Note to Self – don’t need books, don’t walk into bookshops

It even has a cool abstract cover!I’m quite lucky.  Where I live we have a wide selection of bookshops.  In fact I am doubly lucky that I have two great charity bookshops that not only have a great selection but you get that “I’m doing good” glow by buying from them.  Cheap too.

I found this gem on the shelf:  Interzone – The 1st Anthology.

The reason I picked it up was that I was quite impressed by the authors published in the book.  They’re not all who I would’ve thought of for mid 80s SF. It’s quite a list:  Geoff Ryman, JG Ballard (!), Kim Newman and… Angela Carter (!!).  I am quite surprised by this last one as I wouldn’t have expected to see her listed in a SF anthology*.  In fact it was this breadth of talent and reputation and got me to pick up and buy the book.

Now I might be over generalising but it seems to me that, these days, anthologies seem to contain only work from people known within the genre.  Perhaps the borders of what constitutes a worthy story are much harder.  Or perhaps I am just not reading as many anthologies as I used to.
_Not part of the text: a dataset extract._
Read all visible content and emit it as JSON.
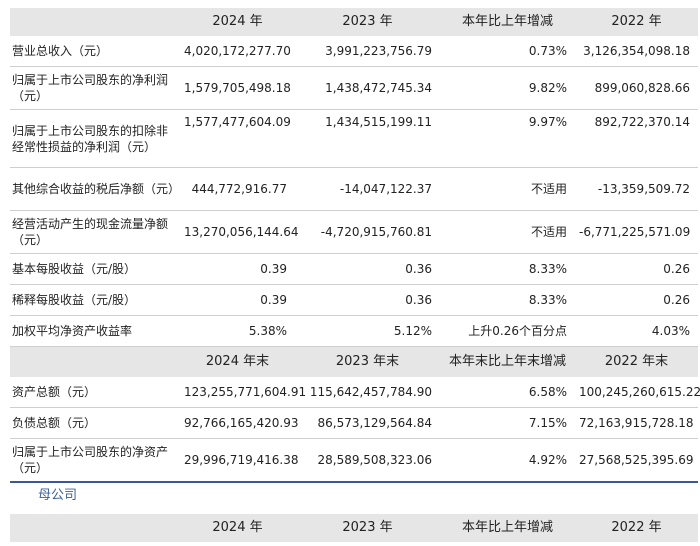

The first paragraph of the introduction, written in 1985, seems oddly prophetic today:

Here are thirteen stories about the way things are going to be.  It has been a long century for the world, and there is much to talk about. In 1985, we have already been told a good deal.  We have been told that the fabric of life, having gone rotten in 1914,has been replaced by synthetic fibres, which itch terribly.  We have been told that the novel, through which earlier generations learned how to make sense of life, has died, because the stable organic culture it described has given way.  No longer, we have been told , can fiction cope with the harrowing speed and indeterminacy and scale of the catastrophes presently shaking this small planet apart.